Raising Kids After Knowledge Became a Commodity
Growing up, I was relentlessly encouraged to excel. From my first steps into the “academic realm” - if one can even grace first grade with such a title—I was conditioned to equate my worth with my report card. Being a naturally curious child, I succeeded, though likely less due to innate brilliance and more because of a deep-seated thirst for achievement.
My parents were the children of immigrants who had been stripped of their own educational opportunities. One grandparent survived the horrors of Auschwitz; the others endured similarly harrowing circumstances during the war. In their homes, education wasn’t a luxury—it was an impossibility. Consequently, my parents grew up with little academic guidance, eventually finding themselves in blue-collar roles that left them feeling financially precarious.
Determined to break this cycle, they enacted a domestic policy centered on academic excellence. “Study hard, so you won’t end up like us” was the recurring mantra that my sisters and I deeply internalized. The results were undeniable: I spent five years in the “real” academia, earning a Master’s in Computer Science, while my sister obtained her PhD in nutrition science and now heads her own clinic. Yet, in this pursuit of the “Gold Standard” of degrees, there was a glaring omission. Social pursuits and athletic achievements were treated as secondary-distractions lagging far behind the primary objective of a high GPA and a prestigious diploma.
Entering adulthood as an individual optimized for a singular objective revealed significant drawbacks, most notably a certain social inaptitude. While I may never have been a “social butterfly,” I’ve come to realize that professional success is rarely a solo performance. Looking around my field today, I see that the most accomplished scientists and SW developers aren’t always the ones with the highest IQ or the cleanest and most efficient code. Rather, they are the ones capable of forging cohesive groups from diverse, brilliant individuals and navigating them through complex challenges. Raw intelligence is merely a single piece of a much larger puzzle; interpersonal dexterity is often the more valuable asset.
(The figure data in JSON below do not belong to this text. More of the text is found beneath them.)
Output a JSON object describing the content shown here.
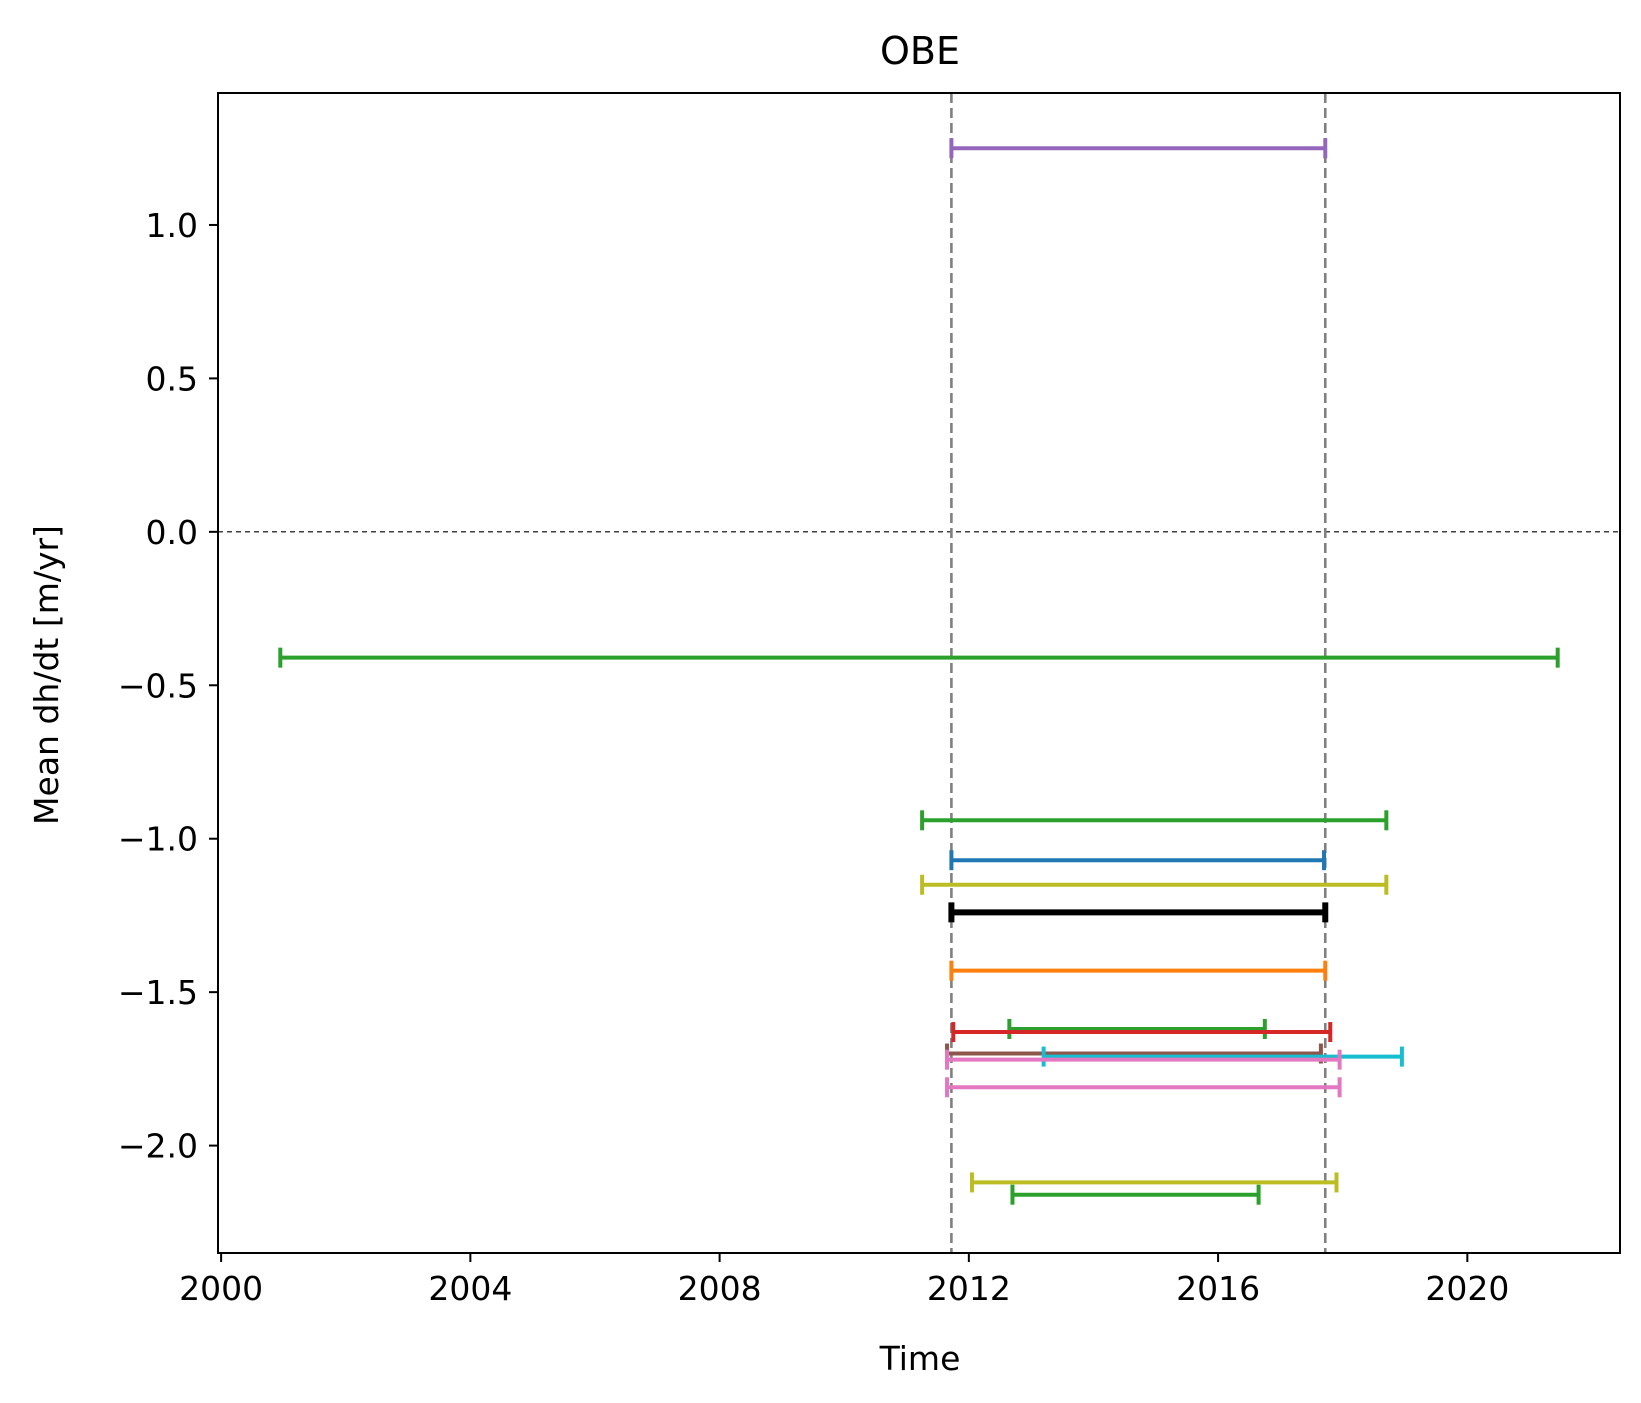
{
  "chart_data": {
    "type": "line",
    "title": "OBE",
    "xlabel": "Time",
    "ylabel": "Mean dh/dt [m/yr]",
    "xlim": [
      1999.95,
      2022.45
    ],
    "ylim": [
      -2.35,
      1.43
    ],
    "xticks": [
      2000,
      2004,
      2008,
      2012,
      2016,
      2020
    ],
    "xtick_labels": [
      "2000",
      "2004",
      "2008",
      "2012",
      "2016",
      "2020"
    ],
    "yticks": [
      1.0,
      0.5,
      0.0,
      -0.5,
      -1.0,
      -1.5,
      -2.0
    ],
    "ytick_labels": [
      "1.0",
      "0.5",
      "0.0",
      "−0.5",
      "−1.0",
      "−1.5",
      "−2.0"
    ],
    "grid": false,
    "legend": "none",
    "reference_lines": {
      "horizontal_zero": 0.0,
      "vertical_dashed": [
        2011.72,
        2017.72
      ]
    },
    "series": [
      {
        "x": [
          2011.72,
          2017.72
        ],
        "y": 1.25,
        "color": "#9467bd"
      },
      {
        "x": [
          2000.95,
          2021.45
        ],
        "y": -0.41,
        "color": "#2ca02c"
      },
      {
        "x": [
          2011.25,
          2018.7
        ],
        "y": -0.94,
        "color": "#2ca02c"
      },
      {
        "x": [
          2011.72,
          2017.7
        ],
        "y": -1.07,
        "color": "#1f77b4"
      },
      {
        "x": [
          2011.25,
          2018.7
        ],
        "y": -1.15,
        "color": "#bcbd22"
      },
      {
        "x": [
          2011.72,
          2017.72
        ],
        "y": -1.24,
        "color": "#000000",
        "bold": true
      },
      {
        "x": [
          2011.72,
          2017.72
        ],
        "y": -1.43,
        "color": "#ff7f0e"
      },
      {
        "x": [
          2012.65,
          2016.75
        ],
        "y": -1.62,
        "color": "#2ca02c"
      },
      {
        "x": [
          2011.75,
          2017.8
        ],
        "y": -1.63,
        "color": "#d62728"
      },
      {
        "x": [
          2011.65,
          2017.65
        ],
        "y": -1.7,
        "color": "#8c564b"
      },
      {
        "x": [
          2013.2,
          2018.95
        ],
        "y": -1.71,
        "color": "#17becf"
      },
      {
        "x": [
          2011.65,
          2017.95
        ],
        "y": -1.72,
        "color": "#e377c2"
      },
      {
        "x": [
          2011.65,
          2017.95
        ],
        "y": -1.81,
        "color": "#e377c2"
      },
      {
        "x": [
          2012.05,
          2017.9
        ],
        "y": -2.12,
        "color": "#bcbd22"
      },
      {
        "x": [
          2012.7,
          2016.65
        ],
        "y": -2.16,
        "color": "#2ca02c"
      }
    ]
  }
}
This realization hovered in the periphery of my mind for years, only moving to the forefront when David Baker—the preeminent figure of my own scientific domain, protein design—was awarded the Nobel Prize in Chemistry in 2024. Having followed his trajectory from a modest lab at the University of Washington to the helm of a massive institute that has spun out dozens of startups, I’ve watched him orchestrate one of the most prolific scientific ecosystems in the world. Within the Institute for Protein Design, a legion of PhD students, post-docs, and staff scientists are dismantling barriers that were considered pure science fiction only a decade ago. While David is undoubtedly a genius, his Nobel Prize is more than a tribute to his individual intellect; it is a profound testament to his ability to mentor, foster a community of brilliant minds, and manifest a collective vision through the power of human connection.
Now, as a parent in the age of AI, I find my perspective shifting. We are witnessing the total commoditization of knowledge—a process started by Google and accelerated to its logical conclusion by LLMs like OpenAI’s. In a world where intellectual expertise is available via a prompt, the “academic-only” incentive feels outdated. While my wife and I still value academic rigor, our emphasis has migrated. We now prioritize social involvement and emotional intelligence. Discussions around our dinner table often revolve around social dynamics and conflict resolution. I try to mentor them in these areas, even if I am still learning them myself. If the trajectory of AI continues, the most vital skill for the next generation won’t be the ability to store facts and even to solve technical problems, but the ability to lead. Building genuine human connections is the final frontier where AI still falters—and it is where the leaders of tomorrow will truly distinguish themselves.